Teröristler, sinsice evlerine dalıp, susturucu silahlarıyla masum polislerin canını uykuda alıyor kalleşçe.
Çatışmanın bile şerefi yok mu?
***
Ortalık yangın yeri…
Irkçılıkla eklemlenmiş milliyetçi dalga, sosyal medyada sörf yapıyor, son günlerde.
İşte bu havada, HDP‘liler barış yürüyüşü yapacağını ilan etti.
İstanbul Valiliği ise izin vermeyeceğini duyurdu.
Yasalarımızda hiçbir yürüyüş, basın açıklaması, miting gibi etkinlikler izne tabi değil sadece güvenliğiniz için bilgi vermeniz gerekiyor resmi makamlara.
Ancak İstanbul Valiliği’nin kararı son derece yerinde.
Adı barış da olsa, o yürüyüş barış getirmez, olsa olsa ayrışmayı körükler.
Sağduyunun tatile çıktığı bu günlerde HDP‘liler, yürüyüşü iptal etmeli.
Türkiye partisi olmanın da gereği bu değil mi?
***
PKK’nın dağ kadrosu kırsalda askere saldırıyor, polisleri öldürüyor.
Şehirdeki milis güçleriyse kentlerin göbeğinde yol kesiyor, kimlik kontolü yapıyor, araçları tahrip ediyor, önüne gelen ne varsa yakıp, yıkıyor.
Görünen o ki, terör örgütünün eylemleri daha da sertleşecek.
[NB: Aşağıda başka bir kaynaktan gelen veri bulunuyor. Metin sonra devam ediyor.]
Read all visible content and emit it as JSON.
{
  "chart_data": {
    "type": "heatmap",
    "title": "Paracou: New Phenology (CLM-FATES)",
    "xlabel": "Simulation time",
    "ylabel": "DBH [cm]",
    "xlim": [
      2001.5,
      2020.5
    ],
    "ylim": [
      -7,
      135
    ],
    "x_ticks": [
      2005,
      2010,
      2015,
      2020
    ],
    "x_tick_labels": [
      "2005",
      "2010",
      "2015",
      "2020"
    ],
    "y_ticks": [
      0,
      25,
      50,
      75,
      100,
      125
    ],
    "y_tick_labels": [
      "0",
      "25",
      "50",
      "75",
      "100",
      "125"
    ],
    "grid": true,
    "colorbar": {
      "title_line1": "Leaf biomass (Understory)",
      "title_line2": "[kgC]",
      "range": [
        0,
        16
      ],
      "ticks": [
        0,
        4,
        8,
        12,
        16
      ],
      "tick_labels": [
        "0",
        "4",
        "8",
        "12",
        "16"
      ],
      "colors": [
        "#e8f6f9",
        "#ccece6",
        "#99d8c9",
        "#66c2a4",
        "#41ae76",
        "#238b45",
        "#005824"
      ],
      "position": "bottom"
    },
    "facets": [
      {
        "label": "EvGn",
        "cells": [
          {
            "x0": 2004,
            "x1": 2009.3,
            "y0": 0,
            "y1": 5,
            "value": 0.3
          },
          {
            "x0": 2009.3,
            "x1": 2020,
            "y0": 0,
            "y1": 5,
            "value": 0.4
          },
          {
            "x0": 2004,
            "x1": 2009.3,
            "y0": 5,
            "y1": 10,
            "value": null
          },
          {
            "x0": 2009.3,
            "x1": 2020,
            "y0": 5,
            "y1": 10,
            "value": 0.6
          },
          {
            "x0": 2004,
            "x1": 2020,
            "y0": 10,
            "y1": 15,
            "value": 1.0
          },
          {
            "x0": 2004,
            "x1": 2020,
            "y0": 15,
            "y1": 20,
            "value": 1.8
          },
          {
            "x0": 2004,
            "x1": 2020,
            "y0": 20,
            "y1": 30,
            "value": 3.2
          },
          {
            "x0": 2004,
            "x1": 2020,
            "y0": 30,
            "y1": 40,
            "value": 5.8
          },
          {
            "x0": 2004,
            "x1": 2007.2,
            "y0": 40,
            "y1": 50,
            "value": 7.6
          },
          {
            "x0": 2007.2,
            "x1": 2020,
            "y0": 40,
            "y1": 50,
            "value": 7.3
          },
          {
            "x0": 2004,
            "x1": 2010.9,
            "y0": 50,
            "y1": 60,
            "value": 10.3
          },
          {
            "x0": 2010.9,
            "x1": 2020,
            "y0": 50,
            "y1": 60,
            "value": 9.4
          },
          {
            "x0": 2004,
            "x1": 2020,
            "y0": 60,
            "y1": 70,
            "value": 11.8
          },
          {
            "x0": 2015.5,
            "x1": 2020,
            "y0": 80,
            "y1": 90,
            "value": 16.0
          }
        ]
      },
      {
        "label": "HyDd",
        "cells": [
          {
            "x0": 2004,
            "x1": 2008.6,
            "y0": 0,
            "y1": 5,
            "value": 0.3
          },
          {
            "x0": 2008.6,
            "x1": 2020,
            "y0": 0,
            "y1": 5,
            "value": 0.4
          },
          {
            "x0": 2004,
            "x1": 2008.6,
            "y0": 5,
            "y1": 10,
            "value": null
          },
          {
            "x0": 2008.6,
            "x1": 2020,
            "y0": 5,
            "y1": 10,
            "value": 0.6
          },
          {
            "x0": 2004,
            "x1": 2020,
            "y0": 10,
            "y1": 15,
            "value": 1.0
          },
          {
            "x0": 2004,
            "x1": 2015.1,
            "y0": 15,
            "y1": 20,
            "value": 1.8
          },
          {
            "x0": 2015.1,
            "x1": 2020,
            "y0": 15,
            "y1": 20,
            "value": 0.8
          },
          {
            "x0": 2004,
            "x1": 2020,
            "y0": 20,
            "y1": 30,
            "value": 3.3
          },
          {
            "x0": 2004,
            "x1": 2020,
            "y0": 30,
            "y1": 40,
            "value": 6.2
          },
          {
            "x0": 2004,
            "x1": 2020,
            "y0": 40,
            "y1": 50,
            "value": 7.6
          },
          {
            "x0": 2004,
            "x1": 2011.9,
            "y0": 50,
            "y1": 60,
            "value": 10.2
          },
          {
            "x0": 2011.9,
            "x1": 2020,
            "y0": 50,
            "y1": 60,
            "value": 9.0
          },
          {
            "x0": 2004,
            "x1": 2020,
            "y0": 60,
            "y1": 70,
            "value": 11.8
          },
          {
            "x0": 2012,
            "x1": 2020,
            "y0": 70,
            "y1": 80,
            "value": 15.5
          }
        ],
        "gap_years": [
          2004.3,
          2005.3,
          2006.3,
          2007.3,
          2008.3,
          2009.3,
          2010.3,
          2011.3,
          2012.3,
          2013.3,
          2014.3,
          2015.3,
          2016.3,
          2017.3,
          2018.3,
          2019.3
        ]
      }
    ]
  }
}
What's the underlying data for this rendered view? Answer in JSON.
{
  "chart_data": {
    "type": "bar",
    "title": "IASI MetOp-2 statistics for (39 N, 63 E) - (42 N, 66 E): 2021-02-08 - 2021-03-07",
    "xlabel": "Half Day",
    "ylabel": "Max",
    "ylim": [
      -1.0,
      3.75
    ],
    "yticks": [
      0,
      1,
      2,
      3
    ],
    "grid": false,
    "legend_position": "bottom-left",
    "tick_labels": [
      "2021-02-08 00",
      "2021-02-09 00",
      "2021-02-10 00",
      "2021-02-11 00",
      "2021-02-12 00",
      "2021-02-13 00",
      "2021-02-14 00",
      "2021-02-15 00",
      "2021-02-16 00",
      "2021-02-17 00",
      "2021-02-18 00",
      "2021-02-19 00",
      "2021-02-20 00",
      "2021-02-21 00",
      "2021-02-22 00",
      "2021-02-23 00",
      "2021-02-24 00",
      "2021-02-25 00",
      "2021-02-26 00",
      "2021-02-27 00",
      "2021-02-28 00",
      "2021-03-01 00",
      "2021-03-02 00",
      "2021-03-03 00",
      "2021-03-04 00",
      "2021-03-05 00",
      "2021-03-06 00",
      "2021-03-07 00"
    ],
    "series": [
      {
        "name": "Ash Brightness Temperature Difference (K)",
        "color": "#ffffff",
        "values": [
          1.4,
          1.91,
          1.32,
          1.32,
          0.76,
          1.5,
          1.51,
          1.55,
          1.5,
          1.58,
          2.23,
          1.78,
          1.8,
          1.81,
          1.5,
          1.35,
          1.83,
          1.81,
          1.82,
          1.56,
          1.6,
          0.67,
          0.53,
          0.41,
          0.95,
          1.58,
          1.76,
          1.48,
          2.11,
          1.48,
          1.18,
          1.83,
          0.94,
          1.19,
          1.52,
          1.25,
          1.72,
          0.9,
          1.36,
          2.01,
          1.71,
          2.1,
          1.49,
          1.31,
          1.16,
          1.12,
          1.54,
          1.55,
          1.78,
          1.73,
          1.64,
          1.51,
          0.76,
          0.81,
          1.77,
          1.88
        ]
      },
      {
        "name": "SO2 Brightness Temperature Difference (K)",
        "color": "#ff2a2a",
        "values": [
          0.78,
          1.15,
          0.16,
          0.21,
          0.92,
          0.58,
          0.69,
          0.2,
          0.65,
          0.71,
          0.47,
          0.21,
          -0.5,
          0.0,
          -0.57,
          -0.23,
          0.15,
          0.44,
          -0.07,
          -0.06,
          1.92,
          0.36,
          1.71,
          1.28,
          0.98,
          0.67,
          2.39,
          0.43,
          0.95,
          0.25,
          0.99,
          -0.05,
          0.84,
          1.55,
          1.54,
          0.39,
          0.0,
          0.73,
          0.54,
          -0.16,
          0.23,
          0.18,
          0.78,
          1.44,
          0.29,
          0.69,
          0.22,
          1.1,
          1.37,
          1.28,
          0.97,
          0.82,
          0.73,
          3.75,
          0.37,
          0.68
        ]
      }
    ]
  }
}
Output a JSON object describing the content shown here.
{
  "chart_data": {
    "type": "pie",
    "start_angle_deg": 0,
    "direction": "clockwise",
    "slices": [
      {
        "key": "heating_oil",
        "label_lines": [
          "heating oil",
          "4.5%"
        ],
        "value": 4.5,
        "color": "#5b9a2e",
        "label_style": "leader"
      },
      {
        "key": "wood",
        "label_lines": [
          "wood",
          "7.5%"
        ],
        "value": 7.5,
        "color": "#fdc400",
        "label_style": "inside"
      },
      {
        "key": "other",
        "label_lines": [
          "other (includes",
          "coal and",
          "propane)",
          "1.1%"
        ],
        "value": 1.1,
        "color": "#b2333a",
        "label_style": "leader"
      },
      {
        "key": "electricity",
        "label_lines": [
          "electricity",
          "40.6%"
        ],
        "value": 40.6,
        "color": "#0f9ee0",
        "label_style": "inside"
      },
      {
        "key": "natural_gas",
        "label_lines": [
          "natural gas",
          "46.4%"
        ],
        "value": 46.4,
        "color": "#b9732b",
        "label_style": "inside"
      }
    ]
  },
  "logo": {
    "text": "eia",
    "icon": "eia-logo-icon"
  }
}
Peki bunun sandığa yansıması ne olur?
Milliyetçilikten beslenen MHP‘nin oyu, bir miktar yükselir.
Marjinalleşen ve Türkiye partisi olma hedefinden uzaklaşan HDP ise barajın altını boylar.
Yani emanet oyları iade etmek zorunda kalırlar.
***
Terör, sınırlarımızda kol gezerken, bir yandan koalisyon görüşmeleri sürüyor.
Galiba, terörün dehşet yüzüne tüm çıplaklığıyla tanık olduğumuz son günlerde, tek tesellimiz de bu gelişme.
Nitekim AK Parti’yle CHP, görüşmelerde yol aldılar ve 2 partinin yetkililerinden sıcak mesajlar geliyor.
Hükümet kurulursa, uzun vadeli olacağı beklenmiyor.
Yani erken seçim, kaçınılmaz görünüyor.
Ancak, hükümetin kurulması Türkiye‘ye nefes aldırır.
***
7 Haziran’ın üzerinden 50 gün geçti.
Ancak hükümet henüz kurulmuş değil.
Hal böyle olunca, bakanlar görevlerine devam ediyorlar.
Özellikle AK Parti‘nin 3 dönem kuralına takıldığı için, bir süre inzivaya çekilme planları yapan ağır topları, hala görev başında.
Bir de Baykal’ın dediği gibi, kasımda erken seçim olursa, 3 dönem engeli, 3 ayda yerle yeksan olacak onlar için.
Böyle olacağını onlar bile tahmin etmişler midir?